On 30 October 2011, Greater Noida hosted the inaugural Formula One Indian Grand Prix at the Buddh International Circuit constructed by Jaypee Group. It was the seventeenth round of the 2011 Formula One season, and the first Formula One Grand Prix to take place on the Indian subcontinent and even the circuit is the first of its kind in South Asia. The second and third Formula One Indian Grands Prix were held in October 2012 and 2013, and Red Bull won.

Greater Noida Cricket Stadium, also known as "Shaheed Vijay Singh Pathik Stadium," is located near Jaypee Green Golf Course. The stadium hosted its first Ranji Trophy match between Uttar Pradesh and Baroda from 1–4 December 2015. The ground would now be used by the national cricket team of Afghanistan as its home ground.

National badminton coach Pullela Gopichand has opened a badminton academy in Greater Noida Stadium.

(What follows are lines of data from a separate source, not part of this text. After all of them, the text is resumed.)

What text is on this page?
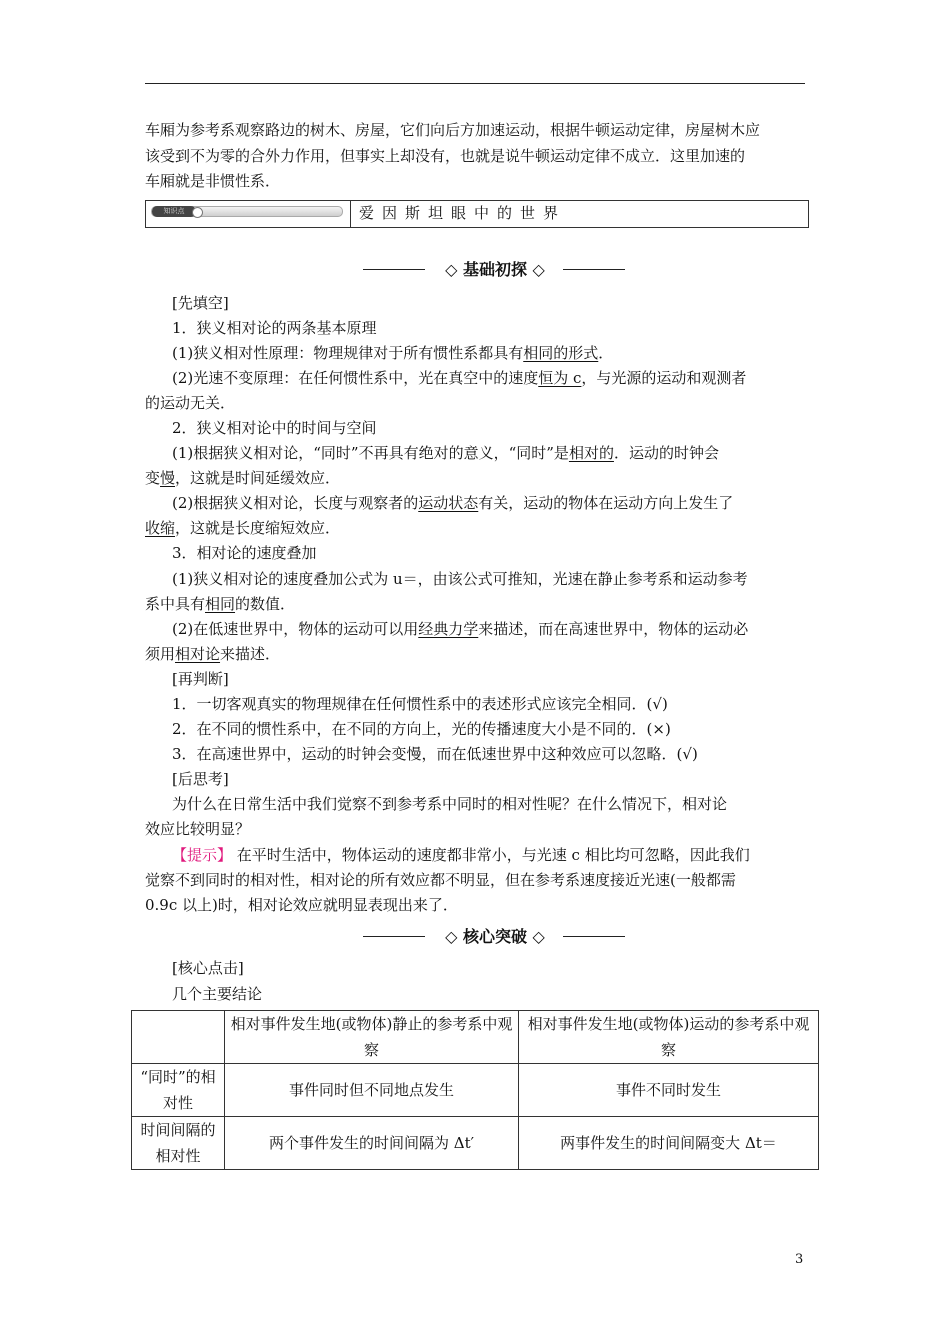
车厢为参考系观察路边的树木、房屋，它们向后方加速运动，根据牛顿运动定律，房屋树木应
该受到不为零的合外力作用，但事实上却没有，也就是说牛顿运动定律不成立．这里加速的
车厢就是非惯性系．
知识点	爱因斯坦眼中的世界
◇ 基础初探 ◇
[先填空]
1．狭义相对论的两条基本原理
(1)狭义相对性原理：物理规律对于所有惯性系都具有相同的形式．
(2)光速不变原理：在任何惯性系中，光在真空中的速度恒为 c，与光源的运动和观测者
的运动无关．
2．狭义相对论中的时间与空间
(1)根据狭义相对论，“同时”不再具有绝对的意义，“同时”是相对的．运动的时钟会
变慢，这就是时间延缓效应．
(2)根据狭义相对论，长度与观察者的运动状态有关，运动的物体在运动方向上发生了
收缩，这就是长度缩短效应．
3．相对论的速度叠加
(1)狭义相对论的速度叠加公式为 u＝，由该公式可推知，光速在静止参考系和运动参考
系中具有相同的数值．
(2)在低速世界中，物体的运动可以用经典力学来描述，而在高速世界中，物体的运动必
须用相对论来描述．
[再判断]
1．一切客观真实的物理规律在任何惯性系中的表述形式应该完全相同．(√)
2．在不同的惯性系中，在不同的方向上，光的传播速度大小是不同的．(×)
3．在高速世界中，运动的时钟会变慢，而在低速世界中这种效应可以忽略．(√)
[后思考]
为什么在日常生活中我们觉察不到参考系中同时的相对性呢？在什么情况下，相对论
效应比较明显？
【提示】 在平时生活中，物体运动的速度都非常小，与光速 c 相比均可忽略，因此我们
觉察不到同时的相对性，相对论的所有效应都不明显，但在参考系速度接近光速(一般都需
0.9c 以上)时，相对论效应就明显表现出来了．
◇ 核心突破 ◇
[核心点击]
几个主要结论
	相对事件发生地(或物体)静止的参考系中观察	相对事件发生地(或物体)运动的参考系中观察
“同时”的相对性	事件同时但不同地点发生	事件不同时发生
时间间隔的相对性	两个事件发生的时间间隔为 Δt′	两事件发生的时间间隔变大 Δt＝
3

Jaypee Greens Golf Course, an 18-hole, par-72 course designed by Greg Norman, is situated in Greater Noida. The course opened in June 2000 and received a "Tourism Friendly Golf Course" award from India's Ministry of Tourism in 2011. It is the longest course in India.

There will also be a hockey stadium which is under construction and has a sports training academy and infrastructure for other sports.

The Time Trial cycling event for the 2010 Commonwealth Games was held at Noida–Greater Noida Expressway. Greater Noida Sports Complex Ground is also the Home Ground of Afghanistan Cricket Team.